É ponto assente que Alcácer do Sal tem uma localização geográfica estratégica: a porta do Alentejo, por assim dizer. Mas, também é verdade que as ligações por estrada ao interior constituem uma dor de cabeça para as populações e entidades oficiais daquele concelho, pois apresentam periodicamente sinais de desgaste que dificultam a circulação de pessoas e bens. Ora, em 1822, os alcacerenses uniram esforços e dinheiro - no que hoje poderia chamar-se uma parceria público-privada -, para convencer o rei a avançar com a recuperação das estradas e pontes entre Alcácer, Évora e Beja. Sem dúvida uma iniciativa que os governos atuais muito apreciariam.
João VI, que havia regressado um ano antes do Brasil e tinha mandado averiguar precisamente o que seria necessário fazer-se para conseguir um “fácil e seguro trânsito” nestes percursos, aceitou o desafio e deu indicações para que as obras avançassem, fazendo publicar um anúncio onde elogiava a mobilização alcacerense, que deveria ser vista como um exemplo de “patriotismo” e “bons sentimentos”, tendo a sua demanda merecido a “real aprovação de sua majestade”, como se pode ler no Diário do Governo de então.
O líder deste movimento foi Manoel Ferreira Tavares Salvador. Este beirão, natural de São João da Pesqueira, havia sido Juiz de Fora em Alcácer do Sal e por lá acabaria por casar e deixar descendência ilustre de que se falará noutra crónica. Talvez por conhecer bem o terreno, foi incumbido de fazer a intermediação entre a vontade real e as pretensões dos locais.
Conseguiu que, em sessão do senado camarário, de 22 de maio, se aprovasse um compromisso que associava “Câmara, nobreza e povo da vila”. O município entregava a renda do paço da vila, sobretaxava a Sisa e o movimento marítimo, criando igualmente novos impostos para ajudar à angariação de fundos: um real a mais sobre cada alqueire (cerca de 13 litros) de produtos transacionados no Paço local e 5 reis por cada quartilho (meio litro) de vinho de fora aqui vendido.
Este último expediente, que de forma alguma é uma novidade na história de Portugal, foi apontado como “um dos maiores meios e mais suaves” com que as obras podiam “ser auxiliadas”.
A decisão ditava ainda que, quem tivesse carroças, “ofereceria” o transporte de material para ajudar aos trabalhos. Um total de 2.705 carradas por ano, em 105 carros existentes neste termo.

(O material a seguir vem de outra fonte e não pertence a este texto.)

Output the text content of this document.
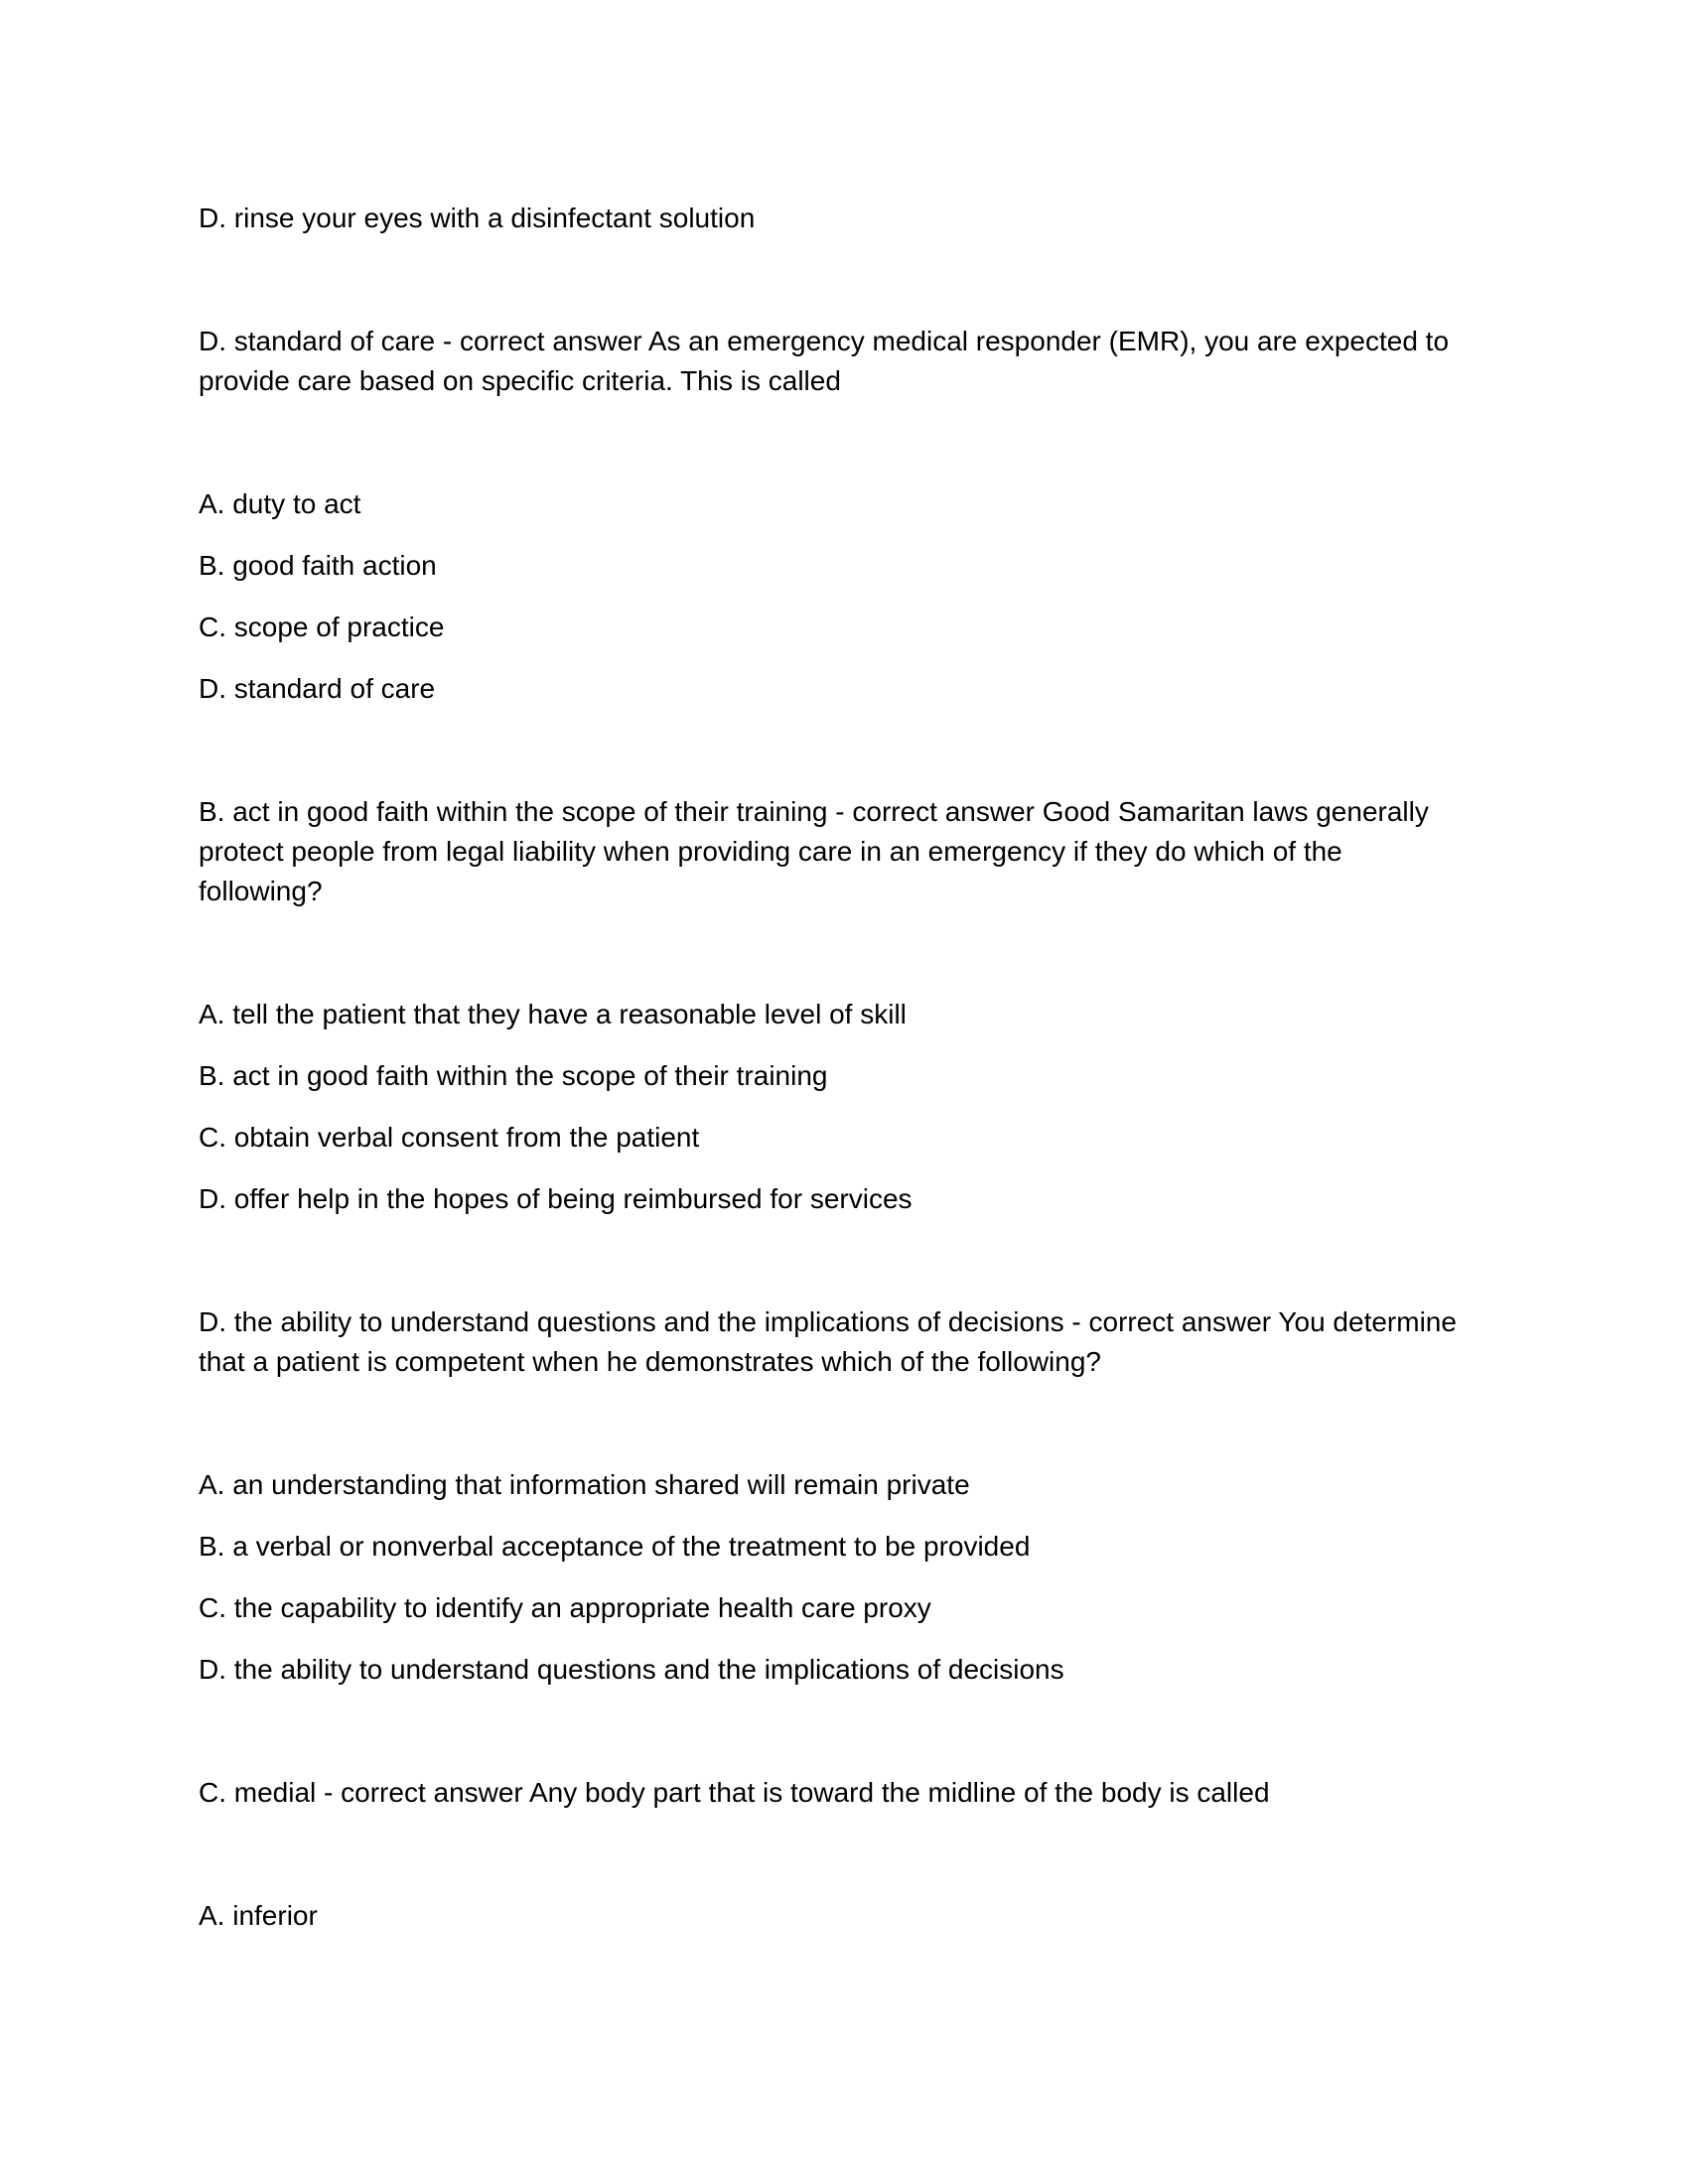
D. rinse your eyes with a disinfectant solution
D. standard of care - correct answer As an emergency medical responder (EMR), you are expected to
provide care based on specific criteria. This is called
A. duty to act
B. good faith action
C. scope of practice
D. standard of care
B. act in good faith within the scope of their training - correct answer Good Samaritan laws generally
protect people from legal liability when providing care in an emergency if they do which of the
following?
A. tell the patient that they have a reasonable level of skill
B. act in good faith within the scope of their training
C. obtain verbal consent from the patient
D. offer help in the hopes of being reimbursed for services
D. the ability to understand questions and the implications of decisions - correct answer You determine
that a patient is competent when he demonstrates which of the following?
A. an understanding that information shared will remain private
B. a verbal or nonverbal acceptance of the treatment to be provided
C. the capability to identify an appropriate health care proxy
D. the ability to understand questions and the implications of decisions
C. medial - correct answer Any body part that is toward the midline of the body is called
A. inferior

Para que a sua atitude fosse reconhecida, o Diário do Governo publicava a lista de cidadãos que, voluntariamente ou pressionados para tal, entregavam contributos monetários significativos para o projeto. Os valores mais elevados couberam à generosidade e fortuna de António de Mattos, José da Costa Passos e o próprio Manoel Tavares Salvador, mas colaboraram muitos outros, como o então juiz de fora, António José Dias Lopes de Vasconcelos; o capitão-Mor, Manuel Coelho; o médico, Hipólito Nobre; o vereador, José Manuel Lobato; párocos das várias igrejas, lavradores e cidadãos mais ou menos abastados, mas com sobrenomes que ainda hoje se conhecem em Alcácer: Frota; Galvão, Reis; Salema; Rosa, Telles, Banha…
O conselheiro José Xavier da Cunha d’ Eça Telles de Menezes superou tudo e todos, comprometendo-se com 240 mil reis.
As populações do Torrão e Beringel, amplamente beneficiadas com a ligação a Beja, também não ficaram à margem, mas não foi possível apurar quanto conseguiram juntar e que subterfúgios encontraram para obter mais dinheiro.
À margem
Em diversos momentos da história de Portugal se usaram impostos sobre o vinho – também sobre outrosprodutos de grande consumo e até de primeira necessidade, como a água – para suprir os défices do Estado. Só a título de exemplo, no longínquo século XIV, a sisa sobre o vinho foi usada para concluir a construção da cerca nova de D. Fernando, bem como para fazer obras em muros e portas da cidade e custear o abastecimento de pão. D. Manuel I instituiu imposto sobre o vinho, em Lisboa, para financiar trabalhos naquela cidade, o mesmo foi usado para ajudar ao projeto de abastecimento das Águas Livres. D. Sebastião José de Carvalho e Melo utilizou igual expediente para as obras de guarda e segurança dos depósitos do senado da Capital. Nada de novo, portanto. Curioso mesmo é que, a cada aumento dos impostos, se seguiam requerimentos dos escrivães e dos executores das taxas, pedindo mais vencimento devido ao incremento no seu trabalho.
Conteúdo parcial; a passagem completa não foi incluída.